Microenvironment and Genes in Cancers of the Blood (MAGIC)
Heads: Paolo Ghia and Giovanni Tonon
Recent breakthroughs in cancer research have reinforced the view that any progress toward the cure of cancer arises from a deep understanding of their pathogenesis. Blood cancers arise when cells reproduce unrestrainedly due to genetic abnormalities in multiple genes that control cell division, differentiation, survival or programmed cell death. On the other side, it is emerging that the tumor microenvironment provides critical stimuli conferring to malignant cells a growth advantage and an extended survival. Causal genes and the microenvironment concur to shape the ultimate phenotype of individual patients, i.e. their clinical presentation, natural history and drug resistance.
In this program, we focus on B lineage neoplasias, as the interaction between genetically abnormal malignant cells and a dysregulated microenvironment is crucial in the pathogenesis of these malignancies, with a focus on acute lymphoblastic leukemia (ALL), chronic lymphocytic leukemia (CLL), Non-Hodgkin Lymphomas (NHL) and multiple myeloma (MM). Despite major therapeutic advances, all these tumors are presently incurable. We argue that effective and ultimately curative therapies for these diseases could only emerge from targeting simultaneously the tumour cell its microenvironment interactions.
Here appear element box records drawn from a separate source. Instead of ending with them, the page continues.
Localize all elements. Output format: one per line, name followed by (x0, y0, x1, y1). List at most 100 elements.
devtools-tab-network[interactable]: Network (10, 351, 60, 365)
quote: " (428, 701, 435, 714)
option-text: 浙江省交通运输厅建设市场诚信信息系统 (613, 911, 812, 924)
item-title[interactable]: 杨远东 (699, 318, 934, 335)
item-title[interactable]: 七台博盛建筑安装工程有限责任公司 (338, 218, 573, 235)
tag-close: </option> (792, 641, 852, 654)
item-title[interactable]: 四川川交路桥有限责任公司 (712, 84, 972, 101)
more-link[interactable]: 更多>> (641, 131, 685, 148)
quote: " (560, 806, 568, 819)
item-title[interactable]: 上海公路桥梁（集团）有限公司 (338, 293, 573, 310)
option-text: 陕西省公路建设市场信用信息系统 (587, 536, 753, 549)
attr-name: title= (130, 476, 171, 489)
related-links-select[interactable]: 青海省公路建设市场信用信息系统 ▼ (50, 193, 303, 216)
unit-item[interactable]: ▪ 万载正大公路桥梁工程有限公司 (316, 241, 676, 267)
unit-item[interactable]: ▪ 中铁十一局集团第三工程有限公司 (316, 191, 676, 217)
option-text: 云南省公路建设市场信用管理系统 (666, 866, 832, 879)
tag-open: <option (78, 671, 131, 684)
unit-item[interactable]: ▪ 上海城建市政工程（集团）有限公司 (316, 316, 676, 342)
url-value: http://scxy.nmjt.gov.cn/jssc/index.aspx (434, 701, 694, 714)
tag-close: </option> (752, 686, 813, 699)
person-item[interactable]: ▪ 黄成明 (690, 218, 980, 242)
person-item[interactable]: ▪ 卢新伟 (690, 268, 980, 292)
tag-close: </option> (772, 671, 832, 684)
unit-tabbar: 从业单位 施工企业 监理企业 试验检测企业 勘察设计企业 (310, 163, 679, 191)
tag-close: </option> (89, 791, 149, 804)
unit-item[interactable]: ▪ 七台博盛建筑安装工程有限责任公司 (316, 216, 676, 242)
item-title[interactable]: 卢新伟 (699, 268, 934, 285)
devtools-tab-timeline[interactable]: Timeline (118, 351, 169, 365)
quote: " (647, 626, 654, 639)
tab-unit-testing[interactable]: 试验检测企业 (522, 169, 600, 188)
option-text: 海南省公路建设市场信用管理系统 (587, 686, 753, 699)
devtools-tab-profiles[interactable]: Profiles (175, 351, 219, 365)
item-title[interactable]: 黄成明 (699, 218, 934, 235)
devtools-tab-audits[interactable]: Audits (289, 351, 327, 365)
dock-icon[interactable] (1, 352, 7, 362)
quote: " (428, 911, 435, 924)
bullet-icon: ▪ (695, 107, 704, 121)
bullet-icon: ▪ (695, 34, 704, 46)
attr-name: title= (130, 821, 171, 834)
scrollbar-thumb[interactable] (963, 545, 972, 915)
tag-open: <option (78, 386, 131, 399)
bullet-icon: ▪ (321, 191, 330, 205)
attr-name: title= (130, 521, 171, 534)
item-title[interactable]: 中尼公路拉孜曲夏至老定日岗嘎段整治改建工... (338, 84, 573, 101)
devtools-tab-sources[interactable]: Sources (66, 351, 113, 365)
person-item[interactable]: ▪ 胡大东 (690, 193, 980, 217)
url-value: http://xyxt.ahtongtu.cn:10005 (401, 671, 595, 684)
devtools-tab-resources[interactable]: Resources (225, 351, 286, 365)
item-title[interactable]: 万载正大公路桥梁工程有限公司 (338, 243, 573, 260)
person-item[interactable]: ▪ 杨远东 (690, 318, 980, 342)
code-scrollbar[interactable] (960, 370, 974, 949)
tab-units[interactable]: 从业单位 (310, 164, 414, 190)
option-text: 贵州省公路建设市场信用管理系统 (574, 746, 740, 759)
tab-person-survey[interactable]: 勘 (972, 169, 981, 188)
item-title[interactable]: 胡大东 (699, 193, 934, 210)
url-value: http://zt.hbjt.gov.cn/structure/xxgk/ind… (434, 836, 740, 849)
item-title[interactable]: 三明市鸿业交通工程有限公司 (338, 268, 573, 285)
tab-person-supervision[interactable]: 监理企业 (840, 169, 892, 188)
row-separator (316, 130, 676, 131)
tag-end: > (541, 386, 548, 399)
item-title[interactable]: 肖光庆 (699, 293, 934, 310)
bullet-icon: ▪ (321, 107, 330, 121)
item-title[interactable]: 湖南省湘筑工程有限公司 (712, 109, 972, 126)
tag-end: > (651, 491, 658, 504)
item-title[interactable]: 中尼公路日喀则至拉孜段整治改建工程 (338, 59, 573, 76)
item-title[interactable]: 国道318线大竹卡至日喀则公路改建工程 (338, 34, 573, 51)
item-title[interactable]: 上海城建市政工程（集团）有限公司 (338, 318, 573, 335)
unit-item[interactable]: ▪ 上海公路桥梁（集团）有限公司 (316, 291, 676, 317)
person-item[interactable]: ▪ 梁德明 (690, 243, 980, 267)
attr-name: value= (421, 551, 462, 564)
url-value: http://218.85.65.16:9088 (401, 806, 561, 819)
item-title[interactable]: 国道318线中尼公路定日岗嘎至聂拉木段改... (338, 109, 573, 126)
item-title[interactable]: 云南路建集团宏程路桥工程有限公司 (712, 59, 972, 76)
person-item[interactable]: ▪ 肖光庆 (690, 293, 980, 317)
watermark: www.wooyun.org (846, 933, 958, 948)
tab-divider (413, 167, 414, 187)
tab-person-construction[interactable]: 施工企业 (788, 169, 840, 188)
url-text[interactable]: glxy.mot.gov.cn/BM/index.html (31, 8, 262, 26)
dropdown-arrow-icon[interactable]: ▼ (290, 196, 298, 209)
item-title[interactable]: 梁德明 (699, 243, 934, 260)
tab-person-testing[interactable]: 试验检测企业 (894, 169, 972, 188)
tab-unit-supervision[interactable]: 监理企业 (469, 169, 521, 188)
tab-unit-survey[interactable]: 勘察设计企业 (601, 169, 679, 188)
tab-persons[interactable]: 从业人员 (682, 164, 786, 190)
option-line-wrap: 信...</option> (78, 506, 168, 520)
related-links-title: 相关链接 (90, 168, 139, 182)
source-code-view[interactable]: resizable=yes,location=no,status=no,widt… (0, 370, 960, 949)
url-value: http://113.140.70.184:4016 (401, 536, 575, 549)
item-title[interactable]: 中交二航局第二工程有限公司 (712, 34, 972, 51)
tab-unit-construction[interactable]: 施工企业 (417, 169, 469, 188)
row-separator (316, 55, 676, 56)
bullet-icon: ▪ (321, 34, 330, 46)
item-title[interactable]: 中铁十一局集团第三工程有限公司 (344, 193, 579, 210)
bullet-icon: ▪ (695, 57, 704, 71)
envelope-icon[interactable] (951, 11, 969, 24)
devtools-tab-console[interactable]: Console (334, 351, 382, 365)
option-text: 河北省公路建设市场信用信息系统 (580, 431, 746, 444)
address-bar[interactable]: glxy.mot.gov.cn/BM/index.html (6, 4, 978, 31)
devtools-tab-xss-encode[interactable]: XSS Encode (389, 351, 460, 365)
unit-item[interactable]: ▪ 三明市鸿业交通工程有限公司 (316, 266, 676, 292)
The specific aim of the proposed program is to understand the basic biological mechanisms of blood cancers and translate the findings into clinical reality thereby improving both diagnosis and treatment. To this end the proposal is built around four tasks, focused on:
- Novel therapies.
- Optimizing existing therapies and improving quality of life.
- Novel targets.
- New cellular protagonists.
The aims of Task 1 are to perform preclinical studies on promising in-house compounds to preclinically validate targets and compounds emerging from the other programs and to translate these tools into phase I/II clinical trials. Moreover, we plan to develop, validate and apply molecularly-defined prognostic and predictive markers that will be used to design strategies for personalized treatment. The aims of Task 2 are to optimize existing treatments sparing toxicity and to target the major complications, thereby improving the patients’ quality of life. Task 3 and 4 are more exploratory and are conceived to fuel Programs 1 and 2. Task 3 aim is to address the significance of novel dysregulated or mutated molecules present on the tumor cell surface, through which proliferation and apoptosis signals triggered by cross talk with the microenvironment are conveyed inside the cell. The aims of Task 4 are to thoroughly investigate the relative contribution of different non-tumoral cell types and their mechanisms including some that, due to technical constraints or conceptual limitations, have not been examined in the past.
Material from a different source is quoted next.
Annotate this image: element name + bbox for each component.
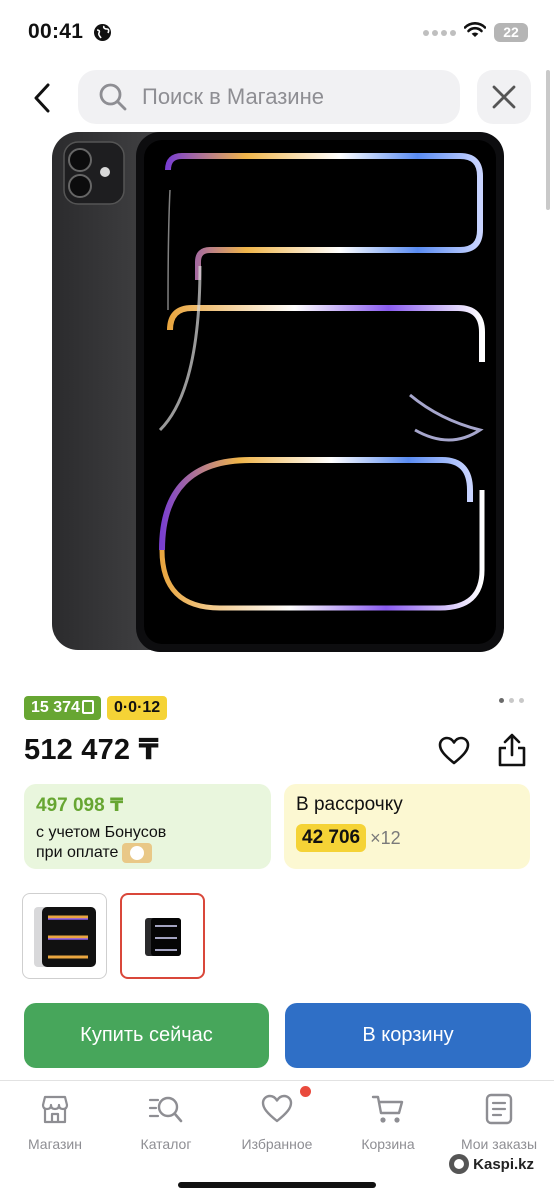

Main achievements (updated 2012)
Our translational Programme is focused on unmet medical needs in specific hematological cancers and aims at developing and bringing to the clinic fully validated tools to be ultimately implemented in phase I clinical trials. The data so far obtained lead us to believe that we are ready to propose a number of options to the scientific community which may have very rapid clinical translation both as prognostic/predictive factors and as new treatment approaches.
Specifically we have achieved three main conclusions, the first two straightforwardly transferable to clinical application, the third being more exploratory but still very exciting and worth pursuing.
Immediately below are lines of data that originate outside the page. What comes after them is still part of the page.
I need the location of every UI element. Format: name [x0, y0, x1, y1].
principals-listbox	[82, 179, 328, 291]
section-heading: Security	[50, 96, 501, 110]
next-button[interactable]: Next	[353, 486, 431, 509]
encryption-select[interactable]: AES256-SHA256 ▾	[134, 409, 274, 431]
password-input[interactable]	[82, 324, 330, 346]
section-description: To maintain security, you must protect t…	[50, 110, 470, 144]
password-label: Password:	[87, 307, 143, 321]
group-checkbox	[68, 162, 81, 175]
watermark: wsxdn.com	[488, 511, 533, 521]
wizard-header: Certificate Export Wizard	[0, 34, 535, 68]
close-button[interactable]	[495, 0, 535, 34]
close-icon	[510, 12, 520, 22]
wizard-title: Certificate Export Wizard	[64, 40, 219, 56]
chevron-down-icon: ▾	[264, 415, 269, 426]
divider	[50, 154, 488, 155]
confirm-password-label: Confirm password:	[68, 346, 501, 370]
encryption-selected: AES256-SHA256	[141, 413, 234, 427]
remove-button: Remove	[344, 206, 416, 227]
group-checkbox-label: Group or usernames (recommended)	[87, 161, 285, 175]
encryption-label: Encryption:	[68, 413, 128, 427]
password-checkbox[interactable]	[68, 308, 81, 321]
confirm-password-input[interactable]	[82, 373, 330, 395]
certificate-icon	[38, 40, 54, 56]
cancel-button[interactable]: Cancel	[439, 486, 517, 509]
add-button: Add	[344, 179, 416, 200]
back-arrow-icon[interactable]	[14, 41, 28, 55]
The first conclusion is that chronic hematological neoplams have to be framed within a dynamic Microenvironment-oriented perspective whereby active microenvironments co-evolving with the leukemic clone actively promote disease progression and ultimately support the evolution of more aggressive subclones. The key role of active microenvironments acquires a clinical relevance especially in the present era of non-genotoxic drugs.
The second conclusion is that the stratification of cancer patients based upon gene/microenvironment interactions may lead to more adequate treatment strategies for specific categories of patients.
Indeed, the extensive knowledge amassed in the past decades on the genetic lesions underlying tumor cells has not led so far to more effective therapies, targeting specific genetic subgroups.
The third conclusion is that our overall strategy aiming at unravelling the interaction between cancer cells and their environment has led to the identification of new promising therapeutic targets as well as the potential therapeutic significance of some accessory cell populations that warrant further exploitation and preclinically validation.